Role of Serotonin in the Maintenance of Inflammatory State in Crohn's Disease

Abstract

Crohn's disease (CD) is a chronic intestinal inflammation considered to be a major entity of inflammatory bowel diseases (IBDs), affecting different segments of the whole gastrointestinal tract. Peripheral serotonin (5-HT), a bioactive amine predominantly produced by gut enterochromaffin cells (ECs), is crucial in gastrointestinal functions, including motility, sensitivity, secretion, and the inflammatory response. These actions are mediated by a large family of serotonin receptors and specialized serotonin transporter (SERT) located on a variety of cell types in the gut. Several studies indicate that intestinal 5-HT signaling is altered in patients with inflammatory bowel disease. Paraformaldehyde-fixed intestinal tissues, obtained from fifteen patients with Crohn's disease were analyzed by immunostaining for serotonin, Langerin/CD207, and alpha-Smooth Muscle Actin (α-SMA). As controls, unaffected (normal) intestinal specimens of seven individuals were investigated. This study aimed to show the expression of serotonin in dendritic cells (DCs) and myofibroblast which have been characterized with Langerin/CD207 and α-SMA, respectively; furthermore, for the first time, we have found the presence of serotonin in goblet cells. Our results show the correlation between different types of intestinal cells in the maintenance of the inflammatory state in CD linked to the recall of myofibroblasts.
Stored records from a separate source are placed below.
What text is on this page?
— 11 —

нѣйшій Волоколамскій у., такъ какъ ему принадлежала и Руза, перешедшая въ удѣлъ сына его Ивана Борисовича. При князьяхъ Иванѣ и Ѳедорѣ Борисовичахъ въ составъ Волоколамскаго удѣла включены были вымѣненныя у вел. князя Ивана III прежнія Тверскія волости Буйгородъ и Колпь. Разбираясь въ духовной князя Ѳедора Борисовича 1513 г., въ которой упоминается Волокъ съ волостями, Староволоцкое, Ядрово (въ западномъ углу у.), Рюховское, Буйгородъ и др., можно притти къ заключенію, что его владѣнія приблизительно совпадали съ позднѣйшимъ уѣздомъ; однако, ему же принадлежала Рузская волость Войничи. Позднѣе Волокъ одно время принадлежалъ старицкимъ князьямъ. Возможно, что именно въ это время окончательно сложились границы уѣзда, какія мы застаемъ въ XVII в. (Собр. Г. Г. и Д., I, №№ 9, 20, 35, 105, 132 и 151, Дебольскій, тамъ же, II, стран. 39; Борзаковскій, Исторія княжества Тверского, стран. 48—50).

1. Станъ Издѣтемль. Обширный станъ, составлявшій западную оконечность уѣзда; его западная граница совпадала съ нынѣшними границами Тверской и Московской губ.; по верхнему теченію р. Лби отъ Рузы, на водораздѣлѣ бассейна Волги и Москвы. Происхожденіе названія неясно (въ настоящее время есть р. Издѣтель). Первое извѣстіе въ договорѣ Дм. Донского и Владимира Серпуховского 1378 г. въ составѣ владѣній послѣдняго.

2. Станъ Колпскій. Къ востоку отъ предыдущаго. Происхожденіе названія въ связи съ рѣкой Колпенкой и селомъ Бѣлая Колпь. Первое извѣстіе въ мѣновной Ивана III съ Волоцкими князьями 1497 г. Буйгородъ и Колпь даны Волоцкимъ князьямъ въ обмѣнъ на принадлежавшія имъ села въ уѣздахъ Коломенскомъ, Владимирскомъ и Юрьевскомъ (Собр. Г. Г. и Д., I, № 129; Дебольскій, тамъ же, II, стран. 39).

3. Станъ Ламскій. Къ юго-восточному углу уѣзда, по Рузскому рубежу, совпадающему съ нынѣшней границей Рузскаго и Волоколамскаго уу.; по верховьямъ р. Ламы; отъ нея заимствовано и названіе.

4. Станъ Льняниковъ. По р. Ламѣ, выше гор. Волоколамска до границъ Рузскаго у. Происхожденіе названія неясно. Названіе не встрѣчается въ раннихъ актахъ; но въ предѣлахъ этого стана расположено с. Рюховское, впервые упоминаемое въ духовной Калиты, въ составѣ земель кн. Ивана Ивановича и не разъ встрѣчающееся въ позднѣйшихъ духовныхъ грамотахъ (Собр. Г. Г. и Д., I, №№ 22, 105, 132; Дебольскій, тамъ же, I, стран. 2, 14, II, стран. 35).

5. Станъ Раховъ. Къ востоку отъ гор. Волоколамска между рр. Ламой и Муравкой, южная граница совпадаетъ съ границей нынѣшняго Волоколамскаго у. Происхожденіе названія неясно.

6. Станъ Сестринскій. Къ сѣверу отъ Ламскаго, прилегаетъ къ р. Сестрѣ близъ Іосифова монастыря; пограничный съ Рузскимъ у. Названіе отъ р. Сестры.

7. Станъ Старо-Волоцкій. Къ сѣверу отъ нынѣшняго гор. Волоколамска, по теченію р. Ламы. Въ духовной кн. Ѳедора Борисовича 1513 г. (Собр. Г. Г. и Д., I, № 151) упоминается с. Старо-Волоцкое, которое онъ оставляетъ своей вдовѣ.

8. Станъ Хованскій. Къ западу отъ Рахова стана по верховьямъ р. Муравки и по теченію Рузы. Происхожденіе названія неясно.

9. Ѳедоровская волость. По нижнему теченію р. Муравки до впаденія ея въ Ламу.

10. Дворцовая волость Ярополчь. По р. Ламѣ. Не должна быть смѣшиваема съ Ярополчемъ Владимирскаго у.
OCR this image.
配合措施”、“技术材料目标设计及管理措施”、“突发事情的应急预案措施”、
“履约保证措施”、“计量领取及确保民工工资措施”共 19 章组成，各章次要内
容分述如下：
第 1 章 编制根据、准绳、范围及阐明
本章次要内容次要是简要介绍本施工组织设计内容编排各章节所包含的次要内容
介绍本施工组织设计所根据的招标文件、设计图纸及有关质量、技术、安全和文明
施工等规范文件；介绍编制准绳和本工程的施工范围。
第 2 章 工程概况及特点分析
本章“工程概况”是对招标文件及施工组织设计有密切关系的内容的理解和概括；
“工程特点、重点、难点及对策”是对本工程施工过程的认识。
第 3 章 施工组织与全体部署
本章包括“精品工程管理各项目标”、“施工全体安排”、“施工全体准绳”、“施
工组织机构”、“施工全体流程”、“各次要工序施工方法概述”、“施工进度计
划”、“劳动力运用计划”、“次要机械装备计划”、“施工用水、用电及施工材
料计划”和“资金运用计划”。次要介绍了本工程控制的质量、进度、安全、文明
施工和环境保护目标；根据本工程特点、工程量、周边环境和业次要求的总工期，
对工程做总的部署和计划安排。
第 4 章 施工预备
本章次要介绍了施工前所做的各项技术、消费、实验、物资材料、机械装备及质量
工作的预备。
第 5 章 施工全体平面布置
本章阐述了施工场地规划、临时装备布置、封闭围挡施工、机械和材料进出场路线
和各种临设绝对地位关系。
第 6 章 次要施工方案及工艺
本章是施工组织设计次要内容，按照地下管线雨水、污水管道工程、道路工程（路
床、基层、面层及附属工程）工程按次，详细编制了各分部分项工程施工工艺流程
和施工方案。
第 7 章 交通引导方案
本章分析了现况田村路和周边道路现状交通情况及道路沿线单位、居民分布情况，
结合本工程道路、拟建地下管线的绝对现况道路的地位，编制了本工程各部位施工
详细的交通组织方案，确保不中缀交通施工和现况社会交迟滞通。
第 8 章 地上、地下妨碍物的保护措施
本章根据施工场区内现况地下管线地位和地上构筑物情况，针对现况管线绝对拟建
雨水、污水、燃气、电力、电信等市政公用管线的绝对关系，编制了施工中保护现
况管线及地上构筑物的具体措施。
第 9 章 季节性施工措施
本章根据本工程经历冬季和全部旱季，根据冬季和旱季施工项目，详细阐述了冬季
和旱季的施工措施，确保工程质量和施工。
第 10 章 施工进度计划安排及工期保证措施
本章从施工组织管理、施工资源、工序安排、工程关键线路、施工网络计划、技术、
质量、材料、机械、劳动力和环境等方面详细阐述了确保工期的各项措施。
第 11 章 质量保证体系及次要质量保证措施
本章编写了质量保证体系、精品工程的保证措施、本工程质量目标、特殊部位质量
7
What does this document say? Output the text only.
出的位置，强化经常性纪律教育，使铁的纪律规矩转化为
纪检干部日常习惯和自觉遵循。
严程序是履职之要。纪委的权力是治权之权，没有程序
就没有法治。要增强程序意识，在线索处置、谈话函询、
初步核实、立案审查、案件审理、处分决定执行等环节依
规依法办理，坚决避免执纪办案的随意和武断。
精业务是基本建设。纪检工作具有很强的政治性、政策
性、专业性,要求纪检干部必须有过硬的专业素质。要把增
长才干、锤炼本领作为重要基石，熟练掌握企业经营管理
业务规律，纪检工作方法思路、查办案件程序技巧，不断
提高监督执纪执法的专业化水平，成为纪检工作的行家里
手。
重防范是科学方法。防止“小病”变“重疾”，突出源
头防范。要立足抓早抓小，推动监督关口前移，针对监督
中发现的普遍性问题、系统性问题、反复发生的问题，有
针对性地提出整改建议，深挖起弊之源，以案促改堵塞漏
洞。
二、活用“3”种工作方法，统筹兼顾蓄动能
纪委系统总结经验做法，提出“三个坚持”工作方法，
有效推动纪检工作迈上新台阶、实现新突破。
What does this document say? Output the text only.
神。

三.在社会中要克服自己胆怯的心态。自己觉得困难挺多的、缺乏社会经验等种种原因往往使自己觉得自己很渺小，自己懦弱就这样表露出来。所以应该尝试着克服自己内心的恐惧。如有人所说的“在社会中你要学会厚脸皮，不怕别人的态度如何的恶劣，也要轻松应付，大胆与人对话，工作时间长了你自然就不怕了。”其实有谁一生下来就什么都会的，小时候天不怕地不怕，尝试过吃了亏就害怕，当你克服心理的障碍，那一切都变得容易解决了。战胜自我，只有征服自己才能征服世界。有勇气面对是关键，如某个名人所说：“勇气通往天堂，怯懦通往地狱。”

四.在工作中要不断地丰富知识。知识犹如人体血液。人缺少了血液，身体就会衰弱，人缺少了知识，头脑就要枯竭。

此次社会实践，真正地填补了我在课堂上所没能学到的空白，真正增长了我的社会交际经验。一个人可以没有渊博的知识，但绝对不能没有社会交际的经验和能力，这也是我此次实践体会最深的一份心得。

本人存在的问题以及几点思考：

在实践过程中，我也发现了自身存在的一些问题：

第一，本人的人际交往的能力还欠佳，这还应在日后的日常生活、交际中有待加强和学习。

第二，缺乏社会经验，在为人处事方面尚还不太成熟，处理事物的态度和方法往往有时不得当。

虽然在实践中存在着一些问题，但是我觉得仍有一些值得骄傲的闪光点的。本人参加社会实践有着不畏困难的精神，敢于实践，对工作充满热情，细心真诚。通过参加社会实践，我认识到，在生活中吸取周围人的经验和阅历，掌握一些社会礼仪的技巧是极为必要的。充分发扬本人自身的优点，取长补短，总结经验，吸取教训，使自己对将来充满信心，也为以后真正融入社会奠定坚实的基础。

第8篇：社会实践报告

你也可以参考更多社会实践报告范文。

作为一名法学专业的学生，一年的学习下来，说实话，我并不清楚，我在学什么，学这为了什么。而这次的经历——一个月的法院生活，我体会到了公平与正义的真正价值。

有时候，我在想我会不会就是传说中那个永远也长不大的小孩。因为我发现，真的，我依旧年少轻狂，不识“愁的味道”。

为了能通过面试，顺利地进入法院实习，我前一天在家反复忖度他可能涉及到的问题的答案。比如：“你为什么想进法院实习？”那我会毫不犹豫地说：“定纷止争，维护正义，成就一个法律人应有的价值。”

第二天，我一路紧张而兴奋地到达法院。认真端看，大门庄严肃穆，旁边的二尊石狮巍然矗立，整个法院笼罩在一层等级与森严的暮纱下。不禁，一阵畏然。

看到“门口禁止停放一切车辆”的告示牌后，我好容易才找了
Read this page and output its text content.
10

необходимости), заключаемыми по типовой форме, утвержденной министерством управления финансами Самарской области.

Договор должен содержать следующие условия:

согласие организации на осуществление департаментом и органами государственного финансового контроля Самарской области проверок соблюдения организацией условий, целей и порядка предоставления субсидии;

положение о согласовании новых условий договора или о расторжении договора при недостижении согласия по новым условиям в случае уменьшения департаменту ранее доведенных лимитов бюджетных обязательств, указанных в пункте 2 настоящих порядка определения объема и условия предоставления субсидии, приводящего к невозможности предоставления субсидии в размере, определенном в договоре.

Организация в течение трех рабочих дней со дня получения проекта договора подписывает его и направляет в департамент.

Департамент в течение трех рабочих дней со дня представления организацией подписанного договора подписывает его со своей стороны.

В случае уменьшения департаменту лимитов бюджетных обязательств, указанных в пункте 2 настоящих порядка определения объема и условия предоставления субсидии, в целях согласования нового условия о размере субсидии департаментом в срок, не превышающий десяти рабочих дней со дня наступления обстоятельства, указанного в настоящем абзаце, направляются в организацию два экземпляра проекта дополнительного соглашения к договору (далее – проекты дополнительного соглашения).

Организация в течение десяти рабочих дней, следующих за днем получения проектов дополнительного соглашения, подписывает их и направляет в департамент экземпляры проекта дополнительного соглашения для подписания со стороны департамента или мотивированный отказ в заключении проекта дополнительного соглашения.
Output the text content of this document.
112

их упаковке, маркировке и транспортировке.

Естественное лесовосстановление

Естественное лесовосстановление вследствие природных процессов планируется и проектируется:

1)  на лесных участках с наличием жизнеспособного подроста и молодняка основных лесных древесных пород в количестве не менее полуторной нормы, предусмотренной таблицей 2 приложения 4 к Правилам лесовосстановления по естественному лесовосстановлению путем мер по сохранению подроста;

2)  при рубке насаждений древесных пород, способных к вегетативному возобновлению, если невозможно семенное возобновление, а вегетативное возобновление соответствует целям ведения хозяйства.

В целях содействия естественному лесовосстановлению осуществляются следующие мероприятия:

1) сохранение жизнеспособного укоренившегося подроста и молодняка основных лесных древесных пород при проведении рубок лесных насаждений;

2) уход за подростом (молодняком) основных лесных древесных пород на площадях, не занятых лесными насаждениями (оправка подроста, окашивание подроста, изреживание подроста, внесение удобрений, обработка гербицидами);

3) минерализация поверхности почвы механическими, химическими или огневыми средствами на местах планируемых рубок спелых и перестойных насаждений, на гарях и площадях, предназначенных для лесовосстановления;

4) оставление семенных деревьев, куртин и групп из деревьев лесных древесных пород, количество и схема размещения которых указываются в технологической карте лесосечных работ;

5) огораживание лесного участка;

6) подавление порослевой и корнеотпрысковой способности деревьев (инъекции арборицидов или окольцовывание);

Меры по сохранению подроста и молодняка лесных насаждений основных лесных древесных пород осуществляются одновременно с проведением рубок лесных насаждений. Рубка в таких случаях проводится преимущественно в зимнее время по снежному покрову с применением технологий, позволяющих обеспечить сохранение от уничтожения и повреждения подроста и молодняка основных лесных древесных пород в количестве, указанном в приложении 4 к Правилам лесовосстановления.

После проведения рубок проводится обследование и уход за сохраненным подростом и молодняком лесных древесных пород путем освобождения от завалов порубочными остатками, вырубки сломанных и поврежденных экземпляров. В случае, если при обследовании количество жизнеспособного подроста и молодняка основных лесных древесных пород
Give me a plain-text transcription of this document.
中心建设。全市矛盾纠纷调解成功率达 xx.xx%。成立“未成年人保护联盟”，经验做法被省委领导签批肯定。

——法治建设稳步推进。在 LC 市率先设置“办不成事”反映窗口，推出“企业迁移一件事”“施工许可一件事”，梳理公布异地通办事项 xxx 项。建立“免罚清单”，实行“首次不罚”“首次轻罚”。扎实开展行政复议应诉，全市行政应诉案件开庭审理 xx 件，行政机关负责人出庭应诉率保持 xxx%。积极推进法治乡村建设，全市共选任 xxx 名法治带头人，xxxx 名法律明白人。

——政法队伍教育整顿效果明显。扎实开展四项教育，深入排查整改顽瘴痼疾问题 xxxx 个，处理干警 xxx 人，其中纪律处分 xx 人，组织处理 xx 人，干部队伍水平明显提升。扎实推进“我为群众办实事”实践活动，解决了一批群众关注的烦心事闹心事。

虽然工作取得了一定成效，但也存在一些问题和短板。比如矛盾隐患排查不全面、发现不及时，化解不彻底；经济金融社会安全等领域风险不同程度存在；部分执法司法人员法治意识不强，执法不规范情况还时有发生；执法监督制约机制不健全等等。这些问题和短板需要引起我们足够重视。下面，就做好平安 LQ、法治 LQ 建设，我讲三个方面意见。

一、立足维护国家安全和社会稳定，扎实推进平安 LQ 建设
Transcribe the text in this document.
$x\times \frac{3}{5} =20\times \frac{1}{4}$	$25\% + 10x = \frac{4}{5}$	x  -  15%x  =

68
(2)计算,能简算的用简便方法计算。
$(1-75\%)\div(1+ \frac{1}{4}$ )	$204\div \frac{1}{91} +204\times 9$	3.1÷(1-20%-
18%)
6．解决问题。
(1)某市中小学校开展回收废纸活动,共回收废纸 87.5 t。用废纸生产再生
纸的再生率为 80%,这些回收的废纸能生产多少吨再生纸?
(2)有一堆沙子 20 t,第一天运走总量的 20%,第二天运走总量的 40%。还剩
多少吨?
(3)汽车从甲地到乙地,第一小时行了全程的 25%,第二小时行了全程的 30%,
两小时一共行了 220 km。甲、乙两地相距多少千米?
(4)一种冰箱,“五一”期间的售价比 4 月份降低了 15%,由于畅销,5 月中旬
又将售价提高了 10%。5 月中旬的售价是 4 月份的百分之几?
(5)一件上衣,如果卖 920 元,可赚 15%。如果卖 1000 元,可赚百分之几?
Keywords: Crohn’s disease; dendritic cells; goblet cells; myofibroblast; serotonin.

Figure 1

H/E and AB/PAS staining. 40×, scale bar: 40 μm. In the control samples, the intestinal epithelium appeared regular with columnar cells along the villi covering the luminal surface, consisting mainly of enterocytes, and goblet cells with rounded calyxes. The altered epithelial architecture was observed in the CD sections. Rarefied enterocytes were present among goblet cells with an elongated calyx. Infiltration of inflammatory cells, collagen deposition, and accumulation of mesenchymal cells were observed in the lamina propria of CD samples. The control samples stained with AB/PAS showed purple goblet cells, while in the CD samples, the goblet cells were highlighted in blue, with an evident layer of acidophilic mucus.

Figure 2

Human intestine. 5-HT and α-SMA, 20×, scale bar 20 nm. In healthy intestine sections, red fluorescence evidenced serotonergic enteroendocrine cells (arrows) and the goblet cell cytoplasm (*). The positivity to α-SMA was observed in stromal cells (fibroblasts and mesenchymal cells) (large arrows). In CD samples, enterochromaffin cells (ECs), positive to 5-HT, were evident in the epithelium (arrows). Lamina propria cells with a high positivity to 5-HT were detectable (big arrows). The goblet cell cytoplasm was 5-HT negative (*). α-SMA positive cells in the lamina propria below the epithelium (large arrows). Blood vessels (arrowhead). The micrographs are also equipped with transmitted light (TL) to visualize the organ morphology.

Figure 3

Human intestine, 5-HT/α-SMA colocalization, 20×, scale bar 20 nm. Merge photomicrographs indicate the double localization of two antibodies in myofibroblasts, in which it is evident that the overlap (yellow fluorescence) concerns the CD samples rather than in the healthy intestine. In the control section 5-HT highlighted the goblet cells cytoplasm (*). A cluster of subepithelial myofibroblasts in the lamina propria colocalized with 5-HT and α-SMA (large arrows), blood vessels (arrowheads). The graph represents the “display profile” function of the laser scanning microscope to show the intensity profile of detected antibodies.

Figure 4

Human intestine. 5-HT and Langerin/CD207, 20×, scale bar 20 nm. In healthy intestine sections, ECs that were serotonin positive between epithelial cells (arrow) were highlighted with red fluorescence. 5-HT positivity was observed in the goblet cell cytoplasm (*). DCs that were Langerin positive (green fluorescence) were shown in the thickness of the epithelium and the lamina propria (double arrow). In CD samples, 5-HT positivity in goblet cells disappeared and it was more evident in stromal cells (arrows). DCs in the epithelium and lamina propria (double arrows) were marked with Langerin in green fluorescence. The micrographs are also equipped with transmitted light (TL) to visualize the organ morphology.

Figure 5

Human intestine. 5-HT/Langerin DC/207 colocalization, 20×, scale bar 20 nm. The merged photomicrograph indicates the double localization of two antibodies in DCs. In the healthy intestine, 5-HT and Langerin showed overlap, which was more evident in CD samples. Stromal cells are highlighted with arrows. The graph represents the “display profile” function of the laser scanning microscope to show the intensity profile of detected antibodies.